Summary
On March 24, 2022, Lowe's Companies, Inc. announced a significant debt financing event through the issuance of $5.0 billion in unsecured senior notes. This offering comprised four tranches with varying maturities and interest rates: 3.350% notes due in 2027, 3.750% notes due in 2032, 4.250% notes due in 2052, and 4.450% notes due in 2062. The net proceeds of approximately $4.956 billion are expected to be used for general corporate purposes, providing the company with substantial liquidity and financial flexibility. These notes are governed by an Amended and Restated Indenture, with the specific terms of this issuance detailed in a Twentieth Supplemental Indenture. The notes are unsecured and rank equally with existing and future unsecured senior indebtedness. While the indenture restricts subsidiaries from issuing debt, it does not limit Lowe's ability to incur additional indebtedness.

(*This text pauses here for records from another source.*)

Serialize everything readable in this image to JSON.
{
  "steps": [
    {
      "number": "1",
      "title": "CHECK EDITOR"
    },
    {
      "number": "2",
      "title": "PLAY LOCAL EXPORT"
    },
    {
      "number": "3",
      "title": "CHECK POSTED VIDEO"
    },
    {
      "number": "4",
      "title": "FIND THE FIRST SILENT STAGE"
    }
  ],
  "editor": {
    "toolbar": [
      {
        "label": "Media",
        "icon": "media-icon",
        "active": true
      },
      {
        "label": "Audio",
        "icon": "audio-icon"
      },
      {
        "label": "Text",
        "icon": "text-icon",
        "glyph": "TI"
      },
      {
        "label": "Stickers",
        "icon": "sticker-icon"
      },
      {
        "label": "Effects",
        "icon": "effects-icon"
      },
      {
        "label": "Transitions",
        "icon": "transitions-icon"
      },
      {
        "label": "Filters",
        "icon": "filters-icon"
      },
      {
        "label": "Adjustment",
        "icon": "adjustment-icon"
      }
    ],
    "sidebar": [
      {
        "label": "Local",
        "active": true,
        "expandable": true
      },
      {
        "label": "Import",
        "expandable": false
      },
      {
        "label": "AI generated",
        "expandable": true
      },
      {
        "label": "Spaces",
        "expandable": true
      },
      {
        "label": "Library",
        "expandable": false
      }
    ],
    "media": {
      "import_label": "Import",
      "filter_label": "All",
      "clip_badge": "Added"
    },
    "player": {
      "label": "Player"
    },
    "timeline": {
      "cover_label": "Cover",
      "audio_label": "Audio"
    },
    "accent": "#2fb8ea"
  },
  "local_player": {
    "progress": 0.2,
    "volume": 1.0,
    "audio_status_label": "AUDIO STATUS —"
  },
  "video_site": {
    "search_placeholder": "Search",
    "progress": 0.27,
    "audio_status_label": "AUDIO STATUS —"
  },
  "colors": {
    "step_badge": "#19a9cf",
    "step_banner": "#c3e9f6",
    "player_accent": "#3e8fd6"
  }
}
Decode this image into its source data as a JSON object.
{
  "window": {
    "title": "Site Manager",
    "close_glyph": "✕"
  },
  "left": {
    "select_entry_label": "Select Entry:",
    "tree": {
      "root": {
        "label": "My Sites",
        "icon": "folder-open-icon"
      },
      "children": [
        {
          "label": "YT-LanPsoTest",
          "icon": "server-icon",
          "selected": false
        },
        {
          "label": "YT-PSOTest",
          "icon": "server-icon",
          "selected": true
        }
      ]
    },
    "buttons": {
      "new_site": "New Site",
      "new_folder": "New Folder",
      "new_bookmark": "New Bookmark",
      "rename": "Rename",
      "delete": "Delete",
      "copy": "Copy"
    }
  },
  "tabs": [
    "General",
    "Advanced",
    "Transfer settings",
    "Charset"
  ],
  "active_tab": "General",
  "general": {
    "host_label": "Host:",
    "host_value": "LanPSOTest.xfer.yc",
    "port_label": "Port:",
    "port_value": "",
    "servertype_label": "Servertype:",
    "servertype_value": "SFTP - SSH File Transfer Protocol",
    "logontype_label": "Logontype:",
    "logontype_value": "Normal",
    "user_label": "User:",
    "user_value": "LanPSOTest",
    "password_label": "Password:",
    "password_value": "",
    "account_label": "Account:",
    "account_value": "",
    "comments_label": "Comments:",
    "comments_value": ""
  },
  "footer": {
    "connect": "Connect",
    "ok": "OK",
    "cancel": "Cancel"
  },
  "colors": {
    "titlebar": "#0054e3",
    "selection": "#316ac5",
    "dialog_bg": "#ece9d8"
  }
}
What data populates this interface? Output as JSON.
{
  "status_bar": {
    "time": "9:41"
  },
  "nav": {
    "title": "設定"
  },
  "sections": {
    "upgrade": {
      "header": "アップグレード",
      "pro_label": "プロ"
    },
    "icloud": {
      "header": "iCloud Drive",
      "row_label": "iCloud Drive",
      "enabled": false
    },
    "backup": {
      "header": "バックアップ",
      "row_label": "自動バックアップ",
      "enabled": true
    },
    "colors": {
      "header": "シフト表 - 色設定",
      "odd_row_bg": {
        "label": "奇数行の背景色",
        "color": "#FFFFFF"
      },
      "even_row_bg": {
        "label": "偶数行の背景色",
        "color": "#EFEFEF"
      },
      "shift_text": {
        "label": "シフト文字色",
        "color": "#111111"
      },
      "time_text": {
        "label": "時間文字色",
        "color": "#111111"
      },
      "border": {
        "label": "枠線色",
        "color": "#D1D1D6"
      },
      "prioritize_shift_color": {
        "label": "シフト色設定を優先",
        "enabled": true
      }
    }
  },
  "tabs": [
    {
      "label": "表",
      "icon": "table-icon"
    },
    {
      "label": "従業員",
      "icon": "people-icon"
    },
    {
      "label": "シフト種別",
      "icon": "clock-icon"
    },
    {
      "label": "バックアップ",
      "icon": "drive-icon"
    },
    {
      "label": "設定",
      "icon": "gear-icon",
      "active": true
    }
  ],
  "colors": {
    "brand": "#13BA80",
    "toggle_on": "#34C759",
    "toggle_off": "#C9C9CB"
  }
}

Investors should note that these are new issues with no established trading market and are not intended for listing on any securities exchange.
Key Highlights
- 1Lowe's issued $5.0 billion in unsecured senior notes across four maturity tranches (2027, 2032, 2052, 2062).
- 2The aggregate principal amounts for each tranche are $750 million (2027), $1.5 billion (2032), $1.5 billion (2052), and $1.25 billion (2062).
- 3Interest rates on the notes range from 3.350% to 4.450%, paid semi-annually.
- 4Net proceeds of approximately $4.956 billion were raised from the offering.
- 5The notes are unsecured and rank equally with existing and future unsecured senior indebtedness.
- 6A Change of Control Triggering Event could allow noteholders to require the company to repurchase notes at 101% of the principal amount.
- 7The notes are new issues and do not have an established trading market, nor are they intended for listing on a securities exchange.